About Adler

Diagnosis

In order to help you to discover the “fictions” your lifestyle is based upon, Adler would look at a great variety of things — your birth-order position, for example. First, he might examine you and your medical history for any possible organic roots to your problem. A serious illness, for example, may have side effects that closely resemble neurotic and psychotic symptoms.

In your very first session with you, he might ask for your earliest childhood memory. He is not so much looking for the truth here as for an indication of that early prototype of your present lifestyle. If your earliest memory involves security and a great deal of attention, that might indicate pampering; If you recall some aggressive competition with your older brother, that might suggest the strong strivings of a second child and the “ruling” type of personality; If your memory involves neglect and hiding under the sink, it might mean severe inferiority and avoidance; And so on.
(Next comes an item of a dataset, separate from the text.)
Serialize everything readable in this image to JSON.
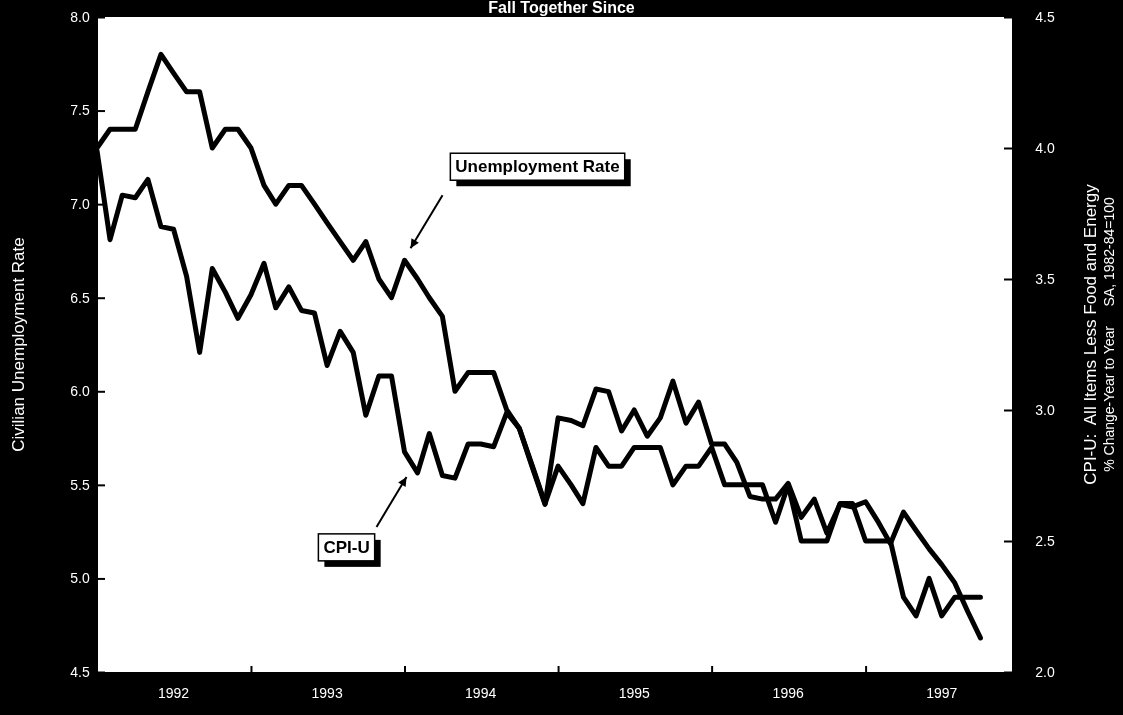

He might also ask about any childhood problems you may have had: Bad habits involving eating or the bathroom might indicate ways in which you controlled your parents; Fears, such as a fear of the dark or of being left alone, might suggest pampering; Stuttering is likely to mean that speech was associated with anxiety; Overt aggression and stealing may be signs of a superiority complex; Daydreaming, isolation, laziness, and lying may be various ways of avoiding facing one’s inferiorities.
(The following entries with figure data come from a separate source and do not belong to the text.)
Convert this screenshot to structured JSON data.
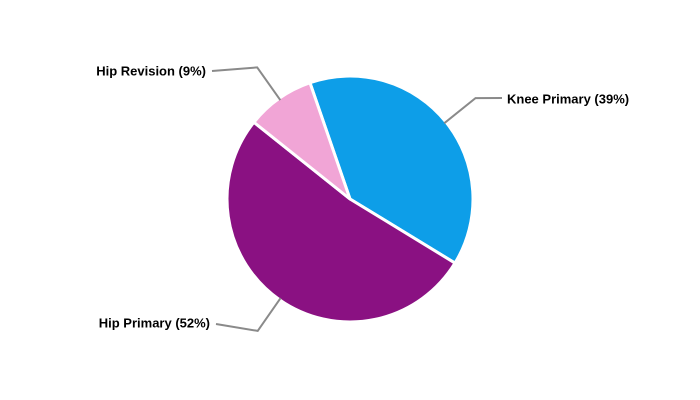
{
  "chart_data": {
    "type": "pie",
    "categories": [
      "Knee Primary",
      "Hip Primary",
      "Hip Revision"
    ],
    "values": [
      39,
      52,
      9
    ],
    "unit": "percent",
    "slices": [
      {
        "label": "Knee Primary",
        "value": 39,
        "display": "Knee Primary (39%)",
        "color": "#0D9EE8"
      },
      {
        "label": "Hip Primary",
        "value": 52,
        "display": "Hip Primary (52%)",
        "color": "#8A1182"
      },
      {
        "label": "Hip Revision",
        "value": 9,
        "display": "Hip Revision (9%)",
        "color": "#F1A5D6"
      }
    ],
    "start_angle_deg": -19,
    "direction": "clockwise",
    "label_style": "callout-with-leader-line",
    "legend_position": "none",
    "colors": {
      "background": "#FFFFFF",
      "slice_border": "#FFFFFF",
      "leader_line": "#8A8A8A",
      "label_text": "#000000"
    }
  }
}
Like Freud and Jung, dreams (and daydreams) were important to Adler. He took a more direct approach to them, though: Dreams are an expression of your style of life and, far from contradicting your daytime feelings, are unified with your conscious life. Usually, they reflect the goals you have and the problems you face in reaching them. If you can’t remember any dreams, Adler isn’t put off: Go ahead and fantasize right then and there. Your fantasies will reflect your lifestyle just as well.

Adler would also pay attention to how you express yourself: Your posture, the way you shake hands, the gestures you use, how you move, your “body language,” as we say today. He notes that pampered people often lean against something! Even your sleep postures may contribute some insight: A person who sleeps in the fetal position with the covers over his or her head is clearly different from one who sprawls over the entire bed completely uncovered!

He would also want to know the exogenous factors, the events that triggered the symptoms that concern you. He gives a number of common triggers: Sexual problems, like uncertainty, guilt, the first time, impotence, and so on; The problems women face, such as pregnancy and childbirth and the onset and end of menstruation; Your love life, dating, engagement, marriage, and divorce; Your work life, including school, exams, career decisions, and the job itself; And mortal danger or the loss of a loved one.

Last, and not least, Adler was open to the less rational and scientific, more art-like side of diagnosis: He suggested we not ignore empathy, intuition, and just plain guess-work!

Therapy

There are considerable differences between Adler’s therapy and Freud’s: First, Adler preferred to have everyone sitting up and talking face to face. Further, he went to great lengths to avoid appearing too authoritarian. In fact, he advised that the therapist never allow the patient to force him into the role of an authoritarian figure, because that allows the patient to play some of the same games he or she is likely to have played many times before: The patient may set you up as a savior, only to attack you when you inevitably reveal your humanness. By pulling you down, they feel as if they are raising themselves, with their neurotic lifestyles, up.

This is essentially the explanation Adler gave for resistance: When a patient forgets appointments, comes in late, demands special favors, or generally becomes stubborn and uncooperative, it is not, as Freud thought, a matter of repression. Rather, resistance is just a sign of the patient’s lack of courage to give up their neurotic lifestyle.

The patient must come to understand the nature of his or her lifestyle and its roots in self-centered fictions. This understanding or insight cannot be forced: If you just tell someone “look, here is your problem!” he or she will only pull away from you and look for ways of bolstering their present fictions. Instead, A patient must be brought into such a state of feeling that he likes to listen, and wants to understand. Only then can he be influenced to live what he has understood. (Ansbacher and Ansbacher, 1956, p. 335.) It is the patient, not the therapist, who is ultimately responsible for curing him- or herself.

Finally, the therapist must encourage the patient, which means awakening his or her social interest, and the energy that goes with it. By developing a genuine human relationship with the patient, the therapist provides the basic form of social interest, which the patient can then transfer to others.